UNIFESP port e inglês 2007 – Questão 42

Linguagens / Inglês / Text Comprehension / Extract important information from the text
Temper Tracking: Angry Outbursts May Take a Toll on the Lungs
By Nicholas Bakalar, September 19, 2006
Men who are chronically hostile and angry may face a future of sharply diminishing lung function, new research suggests. In 1986, scientists administered a questionnaire to 670 men ages 21 to 80 to assess their hostility. Each then received a pulmonary exam within one year of completing the questionnaire. The men were tracked for an average of 8.2 years, with comprehensive physical examinations every 3 to 5 years, including an average of three pulmonary function tests.
After controlling for age, weight, height, smoking status and other variables, the scientists found a consistent association between high hostility and lower levels of lung function. Among more hostile men, pulmonary function was worse at every exam over a 10-year period when compared with less hostile subjects.
The study appears online in Thorax. Since levels of lung function were in the normal range at the start of the study, the researchers say, the possibility that poor lung function led to hostility rather than the other way around is unlikely. They acknowledge, however, that an unknown factor could cause both hostility and poor lung function.

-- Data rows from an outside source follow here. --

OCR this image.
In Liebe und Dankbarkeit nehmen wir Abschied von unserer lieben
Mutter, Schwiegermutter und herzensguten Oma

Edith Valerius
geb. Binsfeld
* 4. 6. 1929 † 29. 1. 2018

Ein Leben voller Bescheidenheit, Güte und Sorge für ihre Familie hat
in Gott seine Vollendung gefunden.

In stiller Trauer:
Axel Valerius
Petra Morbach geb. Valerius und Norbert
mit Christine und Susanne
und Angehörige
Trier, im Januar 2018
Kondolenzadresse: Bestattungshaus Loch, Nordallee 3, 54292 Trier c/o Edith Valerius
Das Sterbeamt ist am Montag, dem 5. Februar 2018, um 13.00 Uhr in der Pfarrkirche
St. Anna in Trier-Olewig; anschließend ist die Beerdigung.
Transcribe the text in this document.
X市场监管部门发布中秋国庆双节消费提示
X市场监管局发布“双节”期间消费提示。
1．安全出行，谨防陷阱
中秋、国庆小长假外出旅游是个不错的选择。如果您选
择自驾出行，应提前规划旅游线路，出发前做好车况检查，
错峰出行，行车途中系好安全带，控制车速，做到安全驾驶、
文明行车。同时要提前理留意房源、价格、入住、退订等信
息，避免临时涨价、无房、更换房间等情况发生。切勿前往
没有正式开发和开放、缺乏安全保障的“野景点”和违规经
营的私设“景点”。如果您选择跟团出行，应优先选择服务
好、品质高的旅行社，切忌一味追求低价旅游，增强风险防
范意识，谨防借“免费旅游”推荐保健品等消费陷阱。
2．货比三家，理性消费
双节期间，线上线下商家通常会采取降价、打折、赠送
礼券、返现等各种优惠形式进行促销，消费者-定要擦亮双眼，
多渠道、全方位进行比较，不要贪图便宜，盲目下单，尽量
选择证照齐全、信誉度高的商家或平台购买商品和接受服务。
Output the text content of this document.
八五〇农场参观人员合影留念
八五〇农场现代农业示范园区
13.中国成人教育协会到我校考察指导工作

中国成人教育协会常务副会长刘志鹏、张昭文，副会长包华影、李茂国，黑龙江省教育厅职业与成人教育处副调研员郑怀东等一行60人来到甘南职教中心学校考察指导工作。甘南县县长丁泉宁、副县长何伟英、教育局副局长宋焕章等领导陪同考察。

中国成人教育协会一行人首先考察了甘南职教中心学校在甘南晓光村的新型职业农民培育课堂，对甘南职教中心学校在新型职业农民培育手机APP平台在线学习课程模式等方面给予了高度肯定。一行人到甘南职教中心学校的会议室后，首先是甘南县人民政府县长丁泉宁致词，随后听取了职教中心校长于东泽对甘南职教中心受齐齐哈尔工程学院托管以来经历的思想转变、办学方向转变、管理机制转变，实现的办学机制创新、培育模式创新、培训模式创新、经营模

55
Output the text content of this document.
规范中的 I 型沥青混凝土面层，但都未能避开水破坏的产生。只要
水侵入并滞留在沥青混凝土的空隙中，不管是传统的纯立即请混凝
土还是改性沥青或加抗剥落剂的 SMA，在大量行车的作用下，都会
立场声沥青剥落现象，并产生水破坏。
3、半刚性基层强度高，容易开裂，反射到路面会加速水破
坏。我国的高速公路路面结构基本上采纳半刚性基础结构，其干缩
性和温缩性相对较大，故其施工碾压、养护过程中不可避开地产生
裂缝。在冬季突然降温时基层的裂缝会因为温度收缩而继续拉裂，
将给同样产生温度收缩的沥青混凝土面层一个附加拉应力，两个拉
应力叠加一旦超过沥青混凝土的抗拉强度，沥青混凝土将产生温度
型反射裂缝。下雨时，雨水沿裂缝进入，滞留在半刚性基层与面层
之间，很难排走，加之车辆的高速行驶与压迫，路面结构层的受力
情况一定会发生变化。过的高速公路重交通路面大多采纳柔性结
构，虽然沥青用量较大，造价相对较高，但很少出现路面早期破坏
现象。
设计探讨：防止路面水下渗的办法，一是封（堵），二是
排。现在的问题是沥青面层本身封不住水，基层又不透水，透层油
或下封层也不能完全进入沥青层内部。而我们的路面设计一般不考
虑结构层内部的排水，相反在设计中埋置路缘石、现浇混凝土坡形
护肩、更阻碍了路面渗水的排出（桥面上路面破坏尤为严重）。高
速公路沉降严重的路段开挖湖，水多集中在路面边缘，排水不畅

Still, Dr. Rosalind J. Wright, an assistant professor of medicine at Harvard and the senior author of the study, said there was no doubt that emotions could cause physical changes, some of which could be detrimental.
“When you experience physical symptoms around negative emotions, your heart rate goes up, you start sweating, and so on,” Dr. Wright said. “Changes in bodily functions – nervous system, immune function – need to occur for you to feel these things. It is possible that similar processes are going on more locally, say in the lungs, which over many years may cause inflammation that affects lung function.”